Goal: Find your most at-risk users. 

The Good Prompt 

‘Show me the top 10 affected users this week by threat count.’ 

• Problem: This is ambiguous. How is ”threat count” measured? Is it total threat sessions? Unique threat types? This is fine for a quick look, but not for a formal report. 

The Great Prompt

‘Show me the top 10 affected users this week, ranked by the count of unique threat IDs. For each user, also include their total session count and a breakdown by threat category.’ 

• What We Added (and Why): 
  • ranked by… unique threat IDs: This is now precise. We are ranking by the variety of threats, not just volume. 
  • include... total session count: This adds critical context. 10 threats in 12 sessions is different from 10 threats in 10,000 sessions. 

Example 2: Application Analysis 

Goal: Find users engaging in risky behavior. 

The Good Prompt 

‘Which users are using the highest-risk applications?’ 

• Problem: ”Using” is vague (sessions or bandwidth?). ”Highest-risk” is vague (level 5, or 4 and 5?). 

The Great Prompt 

‘List all users who generated sessions for applications with a risk level of 4 or 5 in the last 7 days. Rank this list by total data (bytes) sent and received for those applications.’ 

• What We Added (and Why): 
  • risk level of 4 or 5: Precisely defines ”highest-risk.” 
  • rank... by total data: Explicitly defines ”using” as data transfer, which is a better measure of risk. 

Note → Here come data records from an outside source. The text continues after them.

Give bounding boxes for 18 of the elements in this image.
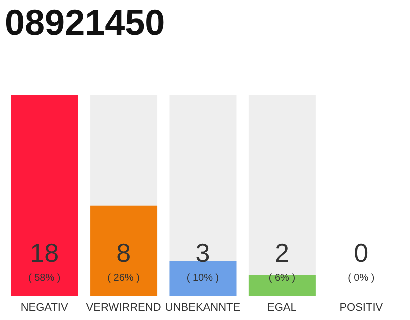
data-label: ( 0% )	[348, 273, 375, 284]
x-tick-label: VERWIRREND	[86, 302, 162, 314]
data-label: ( 58% )	[28, 273, 61, 284]
x-tick-label: NEGATIV	[20, 302, 69, 314]
x-tick-label: POSITIV	[340, 302, 384, 314]
data-label: ( 26% )	[108, 273, 140, 284]
x-tick-label: EGAL	[268, 302, 297, 314]
bar	[248, 275, 316, 296]
annotation: 0	[354, 238, 369, 268]
data-label: ( 6% )	[268, 273, 296, 284]
data-label: ( 10% )	[186, 273, 220, 284]
annotation: 18	[30, 238, 60, 268]
x-tick-label: UNBEKANNTE	[165, 302, 241, 314]
chart-title: 08921450	[5, 2, 166, 44]
bar	[170, 261, 237, 296]
annotation: 3	[196, 238, 210, 268]
annotation: 2	[274, 238, 290, 268]
annotation: 8	[116, 238, 132, 268]
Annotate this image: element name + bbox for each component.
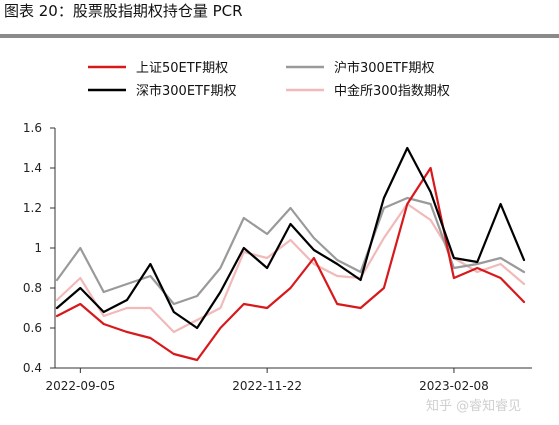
- x-tick-label: 2023-02-08: [419, 379, 489, 393]
- figure-title: 图表 20：股票股指期权持仓量 PCR: [4, 2, 243, 20]
- y-tick-label: 1: [34, 241, 42, 255]
- y-tick-label: 0.6: [23, 321, 42, 335]
- series-line-0: [55, 166, 526, 362]
- plot-area: [55, 146, 526, 362]
- x-tick-label: 2022-11-22: [232, 379, 302, 393]
- watermark: 知乎 @睿知睿见: [426, 398, 521, 414]
- y-tick-label: 1.2: [23, 201, 42, 215]
- x-tick-label: 2022-09-05: [45, 379, 115, 393]
- legend-label-0: 上证50ETF期权: [136, 60, 228, 76]
- axes: 0.4 0.6 0.8 1 1.2 1.4 1.6 2022-09-05 2022-11-22 2…: [23, 121, 532, 393]
- y-tick-label: 1.6: [23, 121, 42, 135]
- series-line-2: [55, 146, 526, 330]
- y-tick-label: 0.8: [23, 281, 42, 295]
- y-tick-label: 0.4: [23, 361, 42, 375]
- legend-label-1: 沪市300ETF期权: [334, 60, 434, 76]
- y-tick-label: 1.4: [23, 161, 42, 175]
- legend-label-3: 中金所300指数期权: [334, 83, 450, 99]
- series-line-1: [55, 196, 526, 306]
- legend-label-2: 深市300ETF期权: [136, 83, 236, 99]
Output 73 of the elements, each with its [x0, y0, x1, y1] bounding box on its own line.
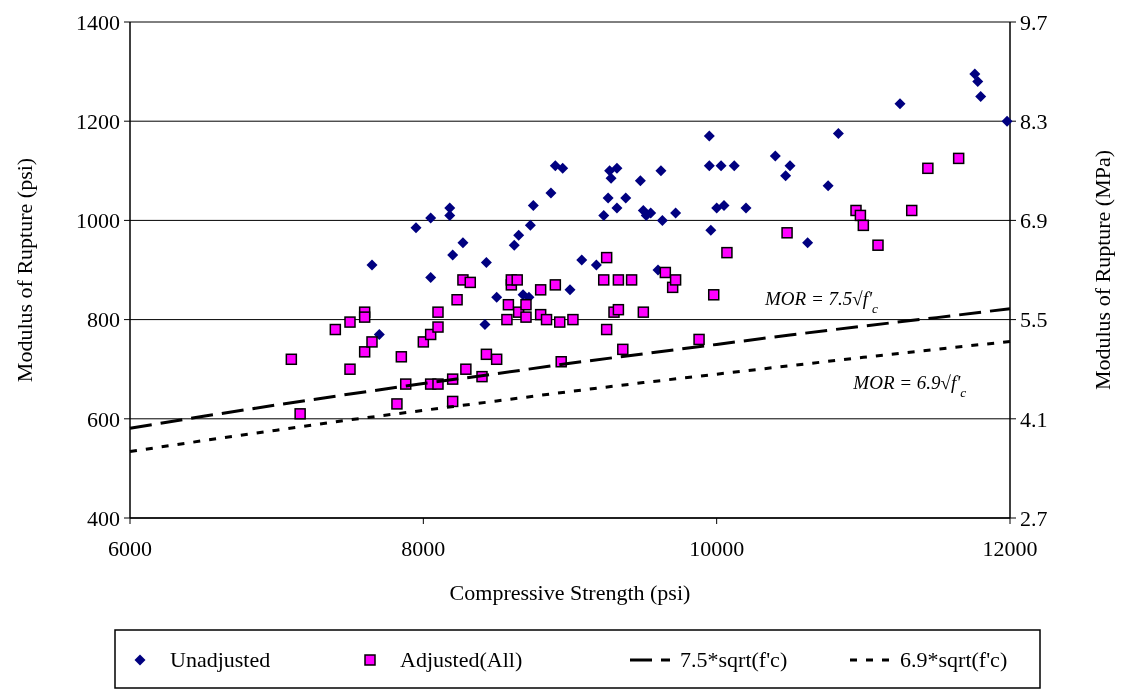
point	[366, 259, 378, 271]
point	[703, 160, 715, 172]
point	[740, 202, 752, 214]
legend-label: 7.5*sqrt(f'c)	[680, 647, 788, 672]
point	[491, 291, 503, 303]
point	[598, 209, 610, 221]
y2-tick-label: 6.9	[1020, 208, 1048, 234]
point	[670, 207, 682, 219]
point	[620, 192, 632, 204]
point	[545, 187, 557, 199]
x-axis-title: Compressive Strength (psi)	[449, 580, 691, 605]
legend-label: Unadjusted	[170, 647, 271, 672]
y-tick-label: 1400	[76, 9, 120, 35]
y-tick-label: 600	[87, 406, 120, 432]
y-tick-label: 1200	[76, 108, 120, 134]
y2-tick-label: 2.7	[1020, 505, 1048, 531]
point	[656, 214, 668, 226]
y2-tick-label: 9.7	[1020, 9, 1048, 35]
point	[479, 319, 491, 331]
point	[564, 284, 576, 296]
x-tick-label: 10000	[689, 536, 745, 561]
point	[549, 160, 561, 172]
point	[425, 271, 437, 283]
point	[508, 239, 520, 251]
point	[634, 175, 646, 187]
point	[832, 128, 844, 140]
y2-tick-label: 4.1	[1020, 406, 1048, 432]
legend-label: 6.9*sqrt(f'c)	[900, 647, 1008, 672]
point	[480, 257, 492, 269]
point	[524, 219, 536, 231]
point	[802, 237, 814, 249]
point	[715, 160, 727, 172]
point	[703, 130, 715, 142]
point	[972, 76, 984, 88]
point	[718, 200, 730, 212]
y-tick-label: 800	[87, 307, 120, 333]
point	[784, 160, 796, 172]
point	[590, 259, 602, 271]
legend-label: Adjusted(All)	[400, 647, 523, 672]
point	[527, 200, 539, 212]
point	[611, 202, 623, 214]
point	[457, 237, 469, 249]
point	[969, 68, 981, 80]
point	[894, 98, 906, 110]
y2-tick-label: 5.5	[1020, 307, 1048, 333]
point	[557, 162, 569, 174]
point	[728, 160, 740, 172]
y-tick-label: 400	[87, 505, 120, 531]
point	[576, 254, 588, 266]
annotation: MOR = 6.9√f'$_{c}$	[852, 372, 967, 400]
point	[605, 172, 617, 184]
point	[705, 224, 717, 236]
x-tick-label: 8000	[401, 536, 446, 561]
point	[822, 180, 834, 192]
point	[447, 249, 459, 261]
point	[425, 212, 437, 224]
point	[373, 328, 385, 340]
x-tick-label: 6000	[108, 536, 152, 561]
point	[655, 165, 667, 177]
point	[1001, 115, 1013, 127]
y-tick-label: 1000	[76, 208, 120, 234]
point	[975, 90, 987, 102]
x-tick-label: 12000	[982, 536, 1038, 561]
y-axis-title: Modulus of Rupture (psi)	[12, 157, 37, 383]
point	[780, 170, 792, 182]
point	[769, 150, 781, 162]
point	[611, 162, 623, 174]
annotation: MOR = 7.5√f'$_{c}$	[764, 287, 878, 316]
point	[410, 222, 422, 234]
point	[513, 229, 525, 241]
y2-tick-label: 8.3	[1020, 108, 1048, 134]
point	[602, 192, 614, 204]
y2-axis-title: Modulus of Rupture (MPa)	[1090, 149, 1115, 391]
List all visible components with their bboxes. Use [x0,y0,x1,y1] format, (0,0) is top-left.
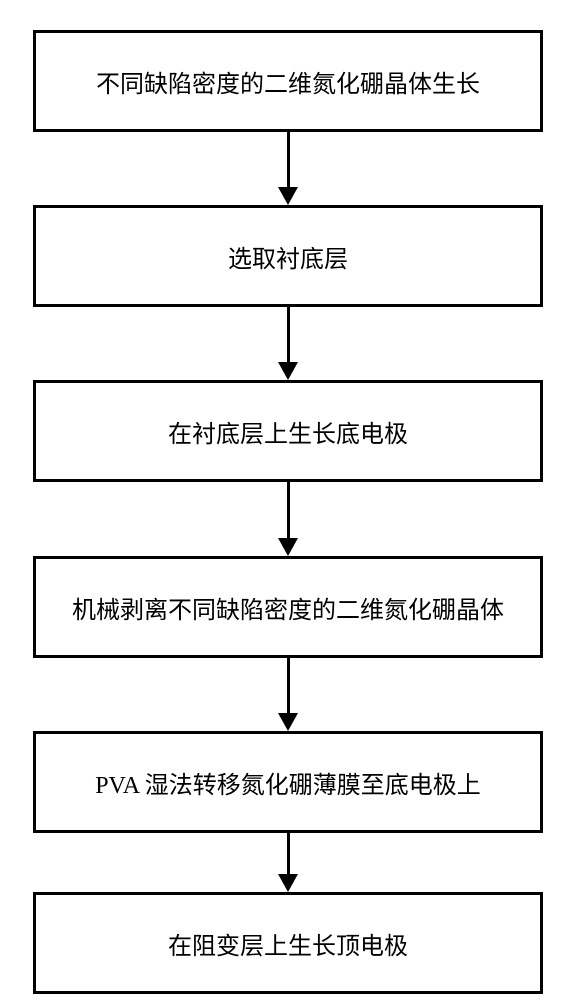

Example 3: Traffic & Location Analysis 

Goal: Report on blocked traffic from specific countries. 

The Good Prompt 

‘Show me blocked traffic by country.‘ 

• Problem: Too broad. No time, format, or calculation method. 

The Great Prompt 

‘Provide the top 5 countries by total sessions blocked, defined as action value not ’allow’. Also include total sessions allowed and the percentage blocked, which you must calculate relative to the total unique sessions from that source location.’ 

• What We Added (and Why): 
  • defined as... not 'allow': Explicitly defines ”blocked.”
  • relative to... total unique sessions: This is the most critical part. It ensures the percentage is accurate and not skewed by bad data.